Les félicitations de Pékin, principal allié du gouvernement syrien, ne vont pas faire remonter la crédibilité de la Ligue arabe. «La Chine se félicite des enquêtes objectives de la Ligue arabe en Syrie», a déclaré jeudi un porte-parole du ministère des Affaires étrangères.
Le général n'est pas un inconnu pour le gouvernement chinois, qui soutient aussi Khartoum. Nommé chef des services de renseignement le jour du coup d'État de 1989, il fut dès lors en première ligne de la lutte contre l'opposition interne, sous l'influence de l'idéologue islamiste Hassan al-Tourabi. C'est l'époque des prisons secrètes, des lieux de détention non répertoriés où les opposants sont torturés.
Mohammed al-Dabi occupera ensuite plusieurs fonctions, dont l'une au Darfour, la province rebelle, théâtre d'une guerre ethnique qui a valu au président soudanais Omar el-Béchir, toujours en fonction, des inculpations de la Cour pénale internationale (CPI) pour crimes de guerre, crimes contre l'humanité et génocide.
Des villages pillésLe général al-Dabi n'est pas inculpé par la CPI. En ce qui concerne le Darfour, il est surtout connu pour son rôle de négociateur avec les principaux groupes rebelles ces dernières années. Mais il avait déjà été en poste dans la région rebelle, et dans un tout autre rôle, écrivent les spécialistes du Soudan Julie Flint et Alex De Waal dans leur livre
Darfur: a New History of a Long War. Selon eux, Mohammed al-Dabi a été l'un des créateurs des Janjawids, ces milices composées d'Arabes ou d'Africains formées par le gouvernement soudanais pour lutter contre les tribus révoltées. En février 1999, quatre ans avant que les troubles endémiques ne dégénèrent en guerre civile, Mohammed al-Dabi débarque à Al-Guenina, capitale de la province du Soudan-Ouest, «avec 120 hommes et deux hélicoptères de combat», écrivent les auteurs, citant le gouverneur local. Le général distribue de l'argent à des chefs locaux qui se mettent à ravager les villages de Masalit, la principale ethnie de la région, dans le sillage de l'armée: «Les militaires désarmaient les villages, et deux jours après les Janjawids pillaient.»

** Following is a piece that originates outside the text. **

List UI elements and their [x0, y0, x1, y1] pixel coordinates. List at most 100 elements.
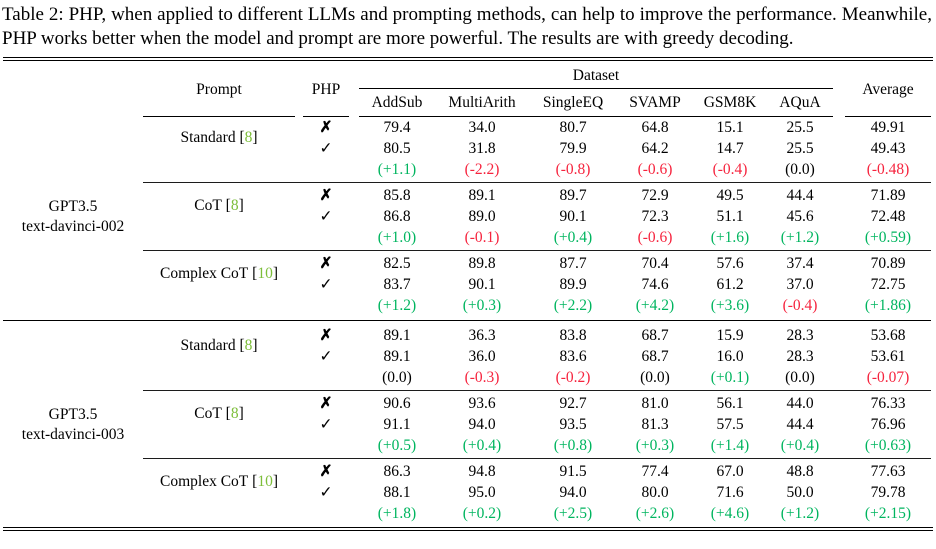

Le général a nié, tout en admettant auprès des auteurs qu'il avait employé la manière forte pour encourager les Masalit à rentrer dans le rang: «Quand ils traînaient les pieds, je les menaçais d'employer les armes.» La nomination à la tête de la mission d'observation en Syrie d'un Soudanais, et plus particulièrement de Mohammed al-Dabi, est d'autant plus dommageable pour la Ligue arabe qu'il s'agit pour elle d'une première, née des «printemps arabes». Jamais l'organisation n'avait été mandatée pour vérifier si l'un de ses membres réprimait son peuple.
La Ligue n'avait pas de marge de manœuvre, plaide un diplomate: «Il fallait un militaire expérimenté, qui ne vienne pas d'un pays proche, ni d'un État ayant un contentieux avec la Syrie.» Jeudi, onze civils ont été tués, dont six dans deux villes visitées par les enquêteurs arabes, Douma et Hama.